2 Potential Complications With Tooth Extraction

Posted on: 23 March 2015

Dentists usually try to save a tooth if there's a chance it can remain healthy. But, sometimes a tooth is so far gone, so extraction is the only option. Extraction is a routine procedure performed often in most dentist offices. However, it is also a medical procedure and as such carries a risk for some complications.

What do you need to watch out for if you need a tooth extraction?

Dry Socket

When a tooth extraction goes as planned, the tooth is pulled and a blood clot forms over the hole to speed up the healing process. In rare cases, this clot either doesn't form or doesn't stay where it's supposed to. This leaves you with a hole that can expose part of your jawbone.

Dry socket can cause pain and sensitivity to the area of the extracted tooth and can also radiate throughout your head. Chewing and speaking might become difficult. Your dentist can alleviate this pain by irrigating the hole with antibacterial solution and then applying a topical dressing over the hole. This dressing will need to be changed until the hole starts to heal on its own.

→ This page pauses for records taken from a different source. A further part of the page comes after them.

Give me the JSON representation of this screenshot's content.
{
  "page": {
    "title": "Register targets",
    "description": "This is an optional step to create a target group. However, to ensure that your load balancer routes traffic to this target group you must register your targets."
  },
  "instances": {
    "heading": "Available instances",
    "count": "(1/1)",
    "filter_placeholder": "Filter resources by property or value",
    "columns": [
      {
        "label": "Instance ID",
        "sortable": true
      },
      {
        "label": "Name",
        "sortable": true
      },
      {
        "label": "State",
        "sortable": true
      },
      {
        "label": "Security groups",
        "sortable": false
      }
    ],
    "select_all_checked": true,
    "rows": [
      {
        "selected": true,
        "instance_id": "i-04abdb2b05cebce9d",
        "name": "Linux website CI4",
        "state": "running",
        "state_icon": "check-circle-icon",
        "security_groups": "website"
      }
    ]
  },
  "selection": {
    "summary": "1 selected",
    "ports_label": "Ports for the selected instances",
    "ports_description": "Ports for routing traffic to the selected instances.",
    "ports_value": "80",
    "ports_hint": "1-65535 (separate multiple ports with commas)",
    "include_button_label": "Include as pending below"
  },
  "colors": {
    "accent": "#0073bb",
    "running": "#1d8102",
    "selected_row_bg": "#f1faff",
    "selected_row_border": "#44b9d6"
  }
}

Some lifestyle changes before the extraction can lessen your risk for dry socket. Tobacco users, poor oral health and hormonal issues can all increase the chance you will develop dry socket. Some of those problems are easier to treat than others, but it's best to go into the extraction procedure as healthy as possible.

Bite Problems

It might seem like leaving the extraction hole in your mouth is merely a cosmetic problem. But even adult teeth are constantly experiencing slight shifts in position. When all of the teeth are present, this doesn't cause a problem because the neighboring teeth keep each other from moving too far.

But, a missing tooth takes away that support structure for the neighboring teeth. This can cause the other teeth to either lean inwards towards the hole. If this leaning is pronounced enough, you can develop a bite issue called a crossbite.

A crossbite can make it difficult or uncomfortable to chew, speak or even to hold your mouth closed comfortably. The condition can be treated with braces, but the missing tooth would again cause problems with allowing teeth to move where they shouldn't.

Possible replacement options for a missing tooth include a bridge or a dental implant. A bridge has a full artificial tooth suspended between two artificial crowns that are bonded over neighboring teeth for stability. Dental implants involve fusing a metal root to your jawbone and then snapping artificial teeth over the new metal posts.